After going through the red tape which must have lasted until around midnight, we decided to report the incident to the police so that they they could inform the relatives and family. We proceeded to the traffic bureau on Atlanta Street in Port Area, Manila. It was January 26 (my birthday), in the wee hours of the morning.
The police promised us that they would contact the relatives immediately, but to my knowledge, several hours had passed and the doctors were still unable to talk to any relative or nearest kin. Hours passed and still no parents, no relatives came to Alvin’s rescue. Alvin was still in limbo, where patients would simply wait for death to come. I became very impatient for the police authority’s slow action. Later, I decided to act on my own.

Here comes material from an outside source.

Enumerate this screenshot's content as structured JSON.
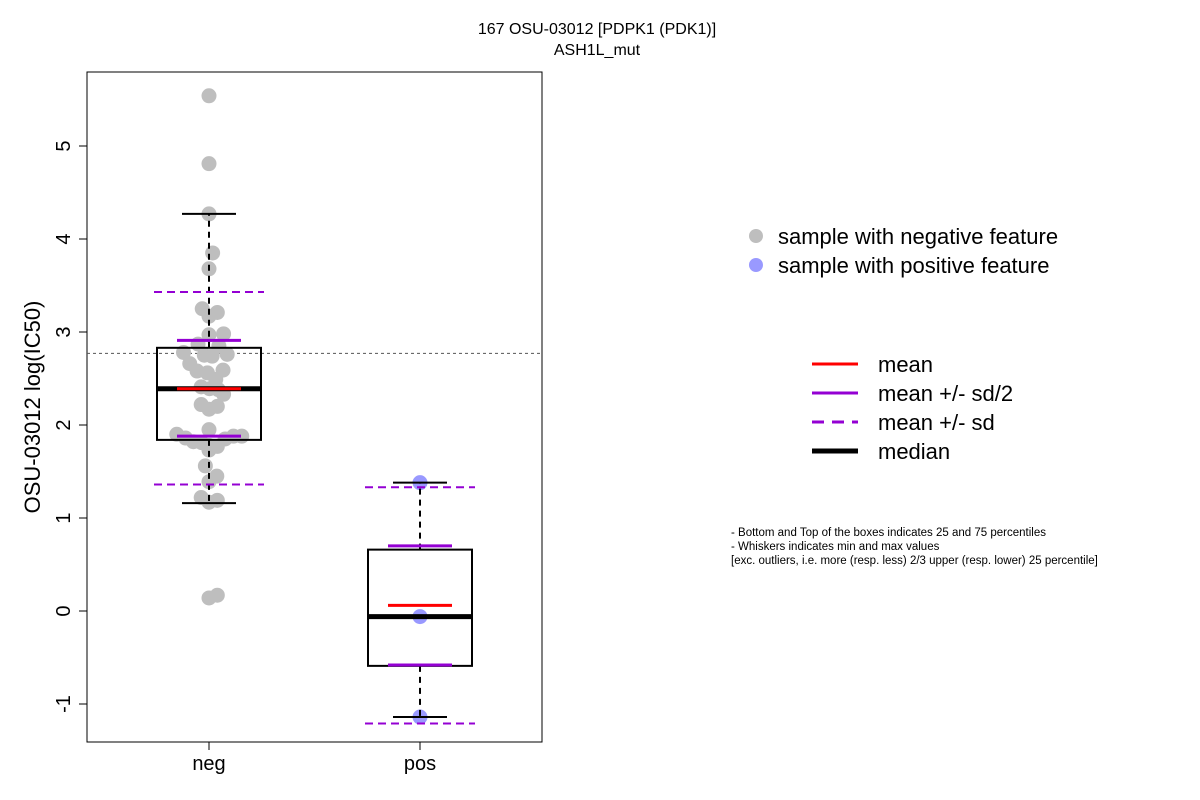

My search for Alvin’s kin, at these crucial moments, was like experiencing Homer’s Odyssey in Tondo, a place which was believed unsafe by common folk. I scoured the entire Gagalangin, Tondo – not a squatter area at all as what some people might think it is. At 606 K. Tirso Cruz Street, maybe by God’s will, I met finally Alvin’s mother. Inside the spacious and comfortable house, she appeared to be a real spartan, keeping her emotions to herself. She rushed to the San Lazaro Hospital where another child of hers worked as an aide, but to no avail. I learned later that Alvin passed away that fateful day. He died in his mother’s arms. A few days after, I accompanied Alvin’s mother to DZMM, where she pleaded to the culprit to surrender.
In later years, I made a personal request to some showbiz celebrities and friends I featured to donate whatever they could to ABS-CBN’s “Bahay Kalinga”, a public-service TV program that assisted sick children. It was then hosted by Vicky Garchitorena and the late Frankie Evangelista (Gretchen Tanada Ocampo-Recto, granddaughter of the late Sen. Lorenzo Tanada, was then the executive producer). I was ABS-CBN’s Bahay Kalinga volunteer public relations officer.
I also tried to help Rechelle Garcia, a one-year-old child who had no anus, through the late Betty Go-Belmonte’s column “Pebbles” of the Philippine Star by giving my one-half month salary from the Office of the President’s Office of the Press Secretary where I worked as Information Officer III in Malacanang.